Sweet Baby Tapir at Franklin Park Zoo
December 14, 2009
On December 5th, after thirteen months of gestation, Baird's Tapir mother "Abby" gave birth to a healthy female calf at Massachusetts' Franklin Park Zoo. The baby girl weighed just 21 lbs. at birth, compared to her mother's weight of 700 lbs. Her keepers named her "Tupelo," after the honey, because of her sweet disposition.
Baird’s Tapir Born at Franklin Park Zoo
The arrival marks the second birth of this endangered species at the zoo
Boston; December 14, 2009 – The staff at Franklin Park Zoo is pleased to announce the birth of a Baird’s tapir.
The baby, a female named Tupelo, was born December 5 to Milton, a 20-year-old male, and Abby, a 5-year-old female. This is the second offspring for Milton and Abby. Zookeepers named the calf after Tupelo honey because it is sweet and highly-prized. Like the honey, the baby is described as having a “sweet” disposition.
The baby’s arrival was long-awaited by the animal care staff as the gestation period for Baird’s tapirs is 13 months. Baird’s tapir calves are distinctly marked with watermelon like white stripes, which help to camouflage them in the rainforest. The stripes begin to fade between five and six months of age. Tupelo weighed 21 pounds at birth. Conversely, her mother Abby weighs just over 700 pounds.
“Given the small size of the North American captive population, this is a very important birth for this endangered species. Because the sex ratio within the captive population is so skewed, the birth of a female is extremely significant and something to really celebrate,” said John Linehan, Zoo New England President and CEO, who added, “The baby has been nursing, walking and following its mother, which are all very good signs. As with any new birth, the zookeepers and veterinary care staff are carefully monitoring the health of the new calf.”

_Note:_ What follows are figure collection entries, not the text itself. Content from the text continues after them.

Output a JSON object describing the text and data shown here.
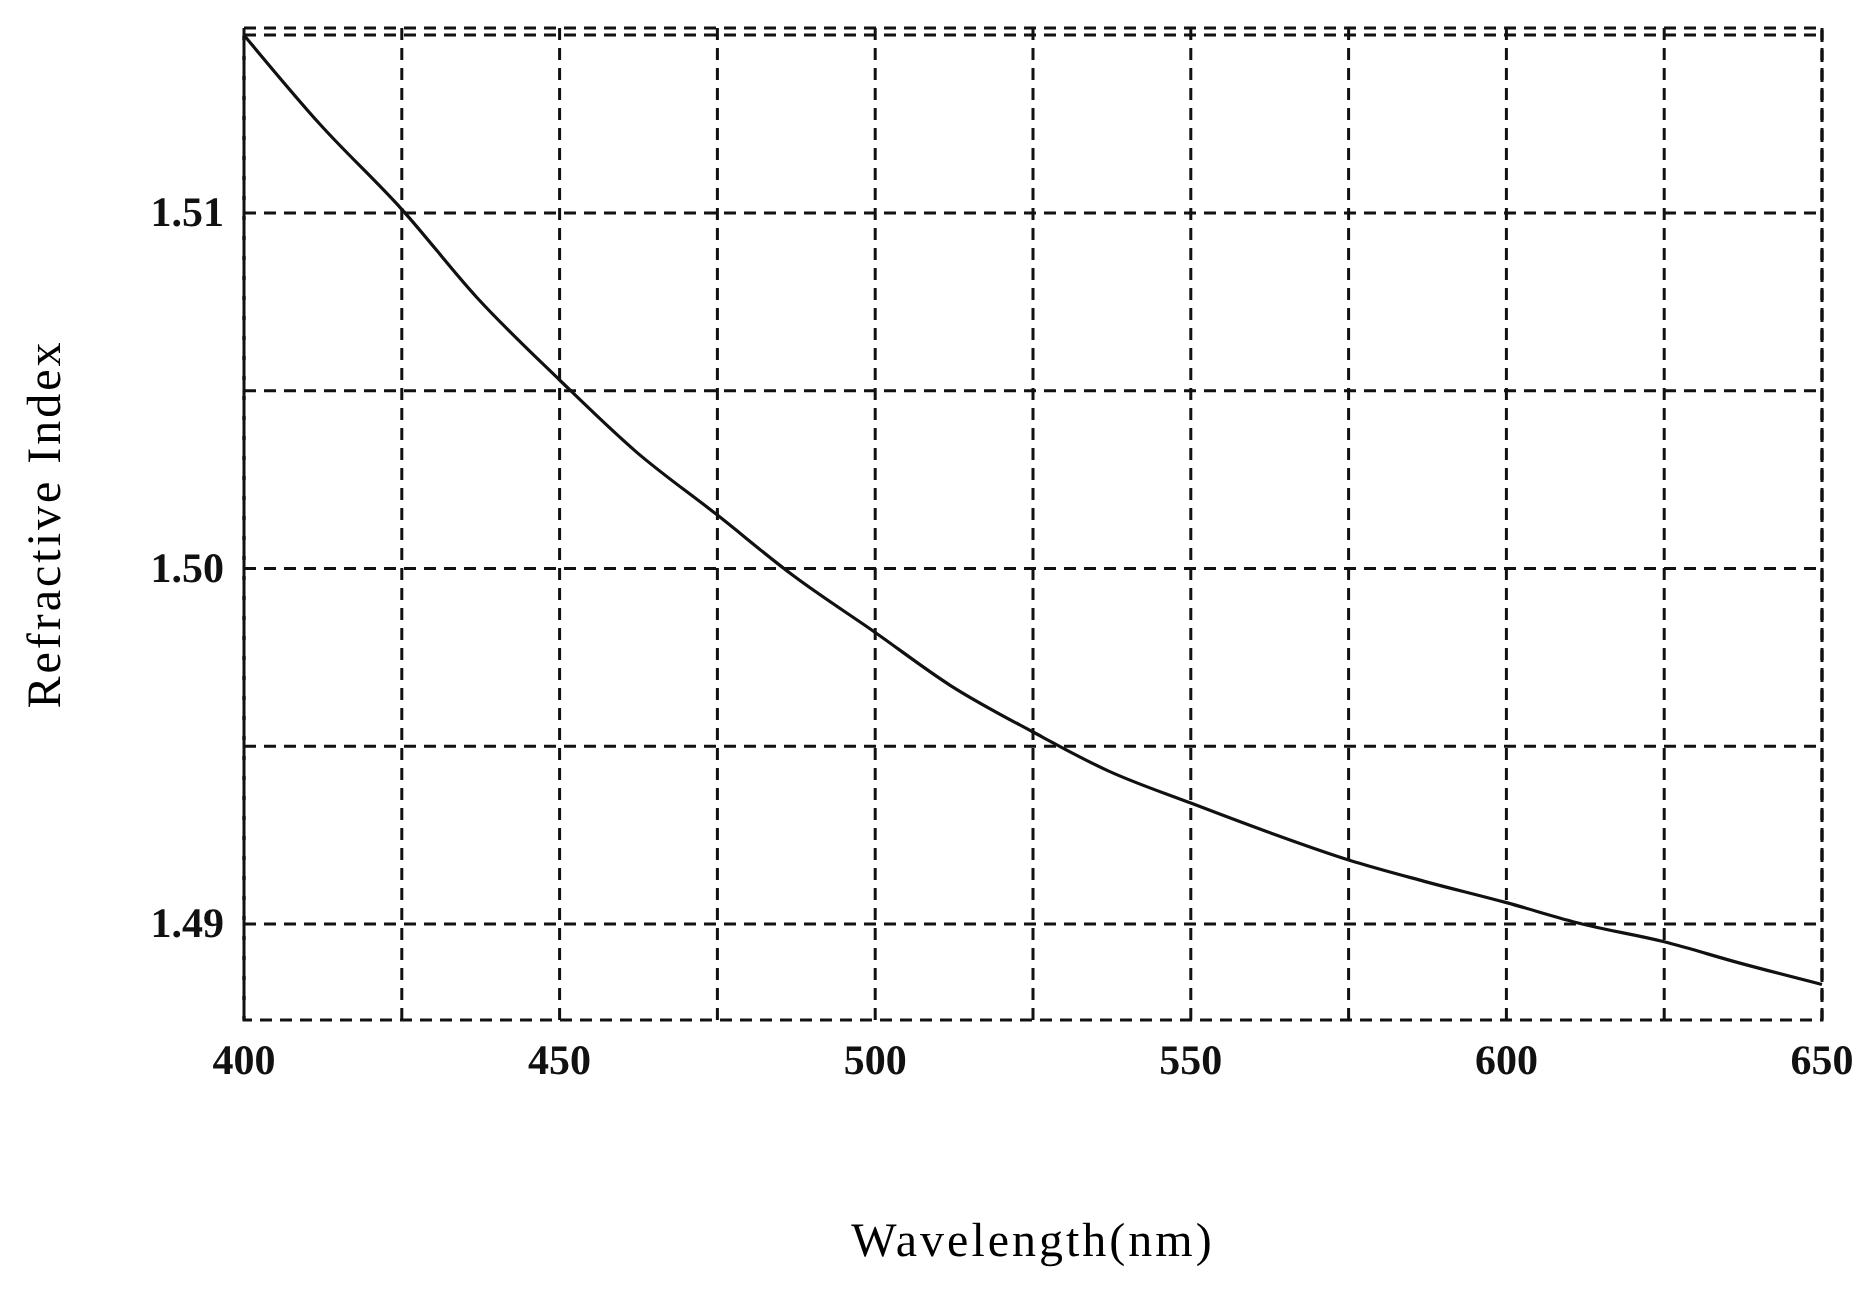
{
  "chart_data": {
    "type": "line",
    "xlabel": "Wavelength(nm)",
    "ylabel": "Refractive Index",
    "x": [
      400,
      412,
      425,
      437,
      450,
      462,
      475,
      487,
      500,
      512,
      525,
      537,
      550,
      562,
      575,
      587,
      600,
      612,
      625,
      637,
      650
    ],
    "series": [
      {
        "color": "#111111",
        "values": [
          1.515,
          1.5125,
          1.5101,
          1.5076,
          1.5053,
          1.5033,
          1.5015,
          1.4998,
          1.4982,
          1.4967,
          1.4954,
          1.4943,
          1.4934,
          1.4926,
          1.4918,
          1.4912,
          1.4906,
          1.49,
          1.4895,
          1.4889,
          1.4883
        ]
      }
    ],
    "xlim": [
      400,
      650
    ],
    "xticks": [
      400,
      {
        "value": 425,
        "label": null
      },
      450,
      {
        "value": 475,
        "label": null
      },
      500,
      {
        "value": 525,
        "label": null
      },
      550,
      {
        "value": 575,
        "label": null
      },
      600,
      {
        "value": 625,
        "label": null
      },
      650
    ],
    "ylim": [
      1.4873,
      1.5152
    ],
    "yticks": [
      {
        "value": 1.49,
        "label": "1.49"
      },
      {
        "value": 1.495,
        "label": null
      },
      {
        "value": 1.5,
        "label": "1.50"
      },
      {
        "value": 1.505,
        "label": null
      },
      {
        "value": 1.51,
        "label": "1.51"
      },
      {
        "value": 1.515,
        "label": null
      }
    ],
    "grid": true,
    "marker": "none",
    "line_style": "solid"
  }
}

ZNE participates in the Baird’s Tapir Species Survival Plan (SSP), which is a cooperative, inter-zoo program coordinated nationally through the Association of Zoos and Aquariums (AZA). SSPs are designed to maintain a genetically diverse and demographically stable captive population. Because the AZA managed population is so small – 22 males and 12 females (including the new calf) – every successful birth and survival helps to secure the captive population. Milton and Abby’s first offspring, a male named Seamus, was born in March 2007 and recently left Franklin Park Zoo for his new home at the Baton Rouge Zoo.
Baird’s tapirs – the largest land mammal found in South America – are considered endangered in the wild. While they are hunted for food and sport, their greatest threat to survival is habitat destruction due to logging and clearing of land for agriculture and development. In addition to humans, jaguars are the only other significant threat to this animals’ survival in the wild.
The Baird’s tapirs at Franklin Park Zoo make their home in the Tropical Forest. The baby is expected to make its exhibit debut within a few weeks.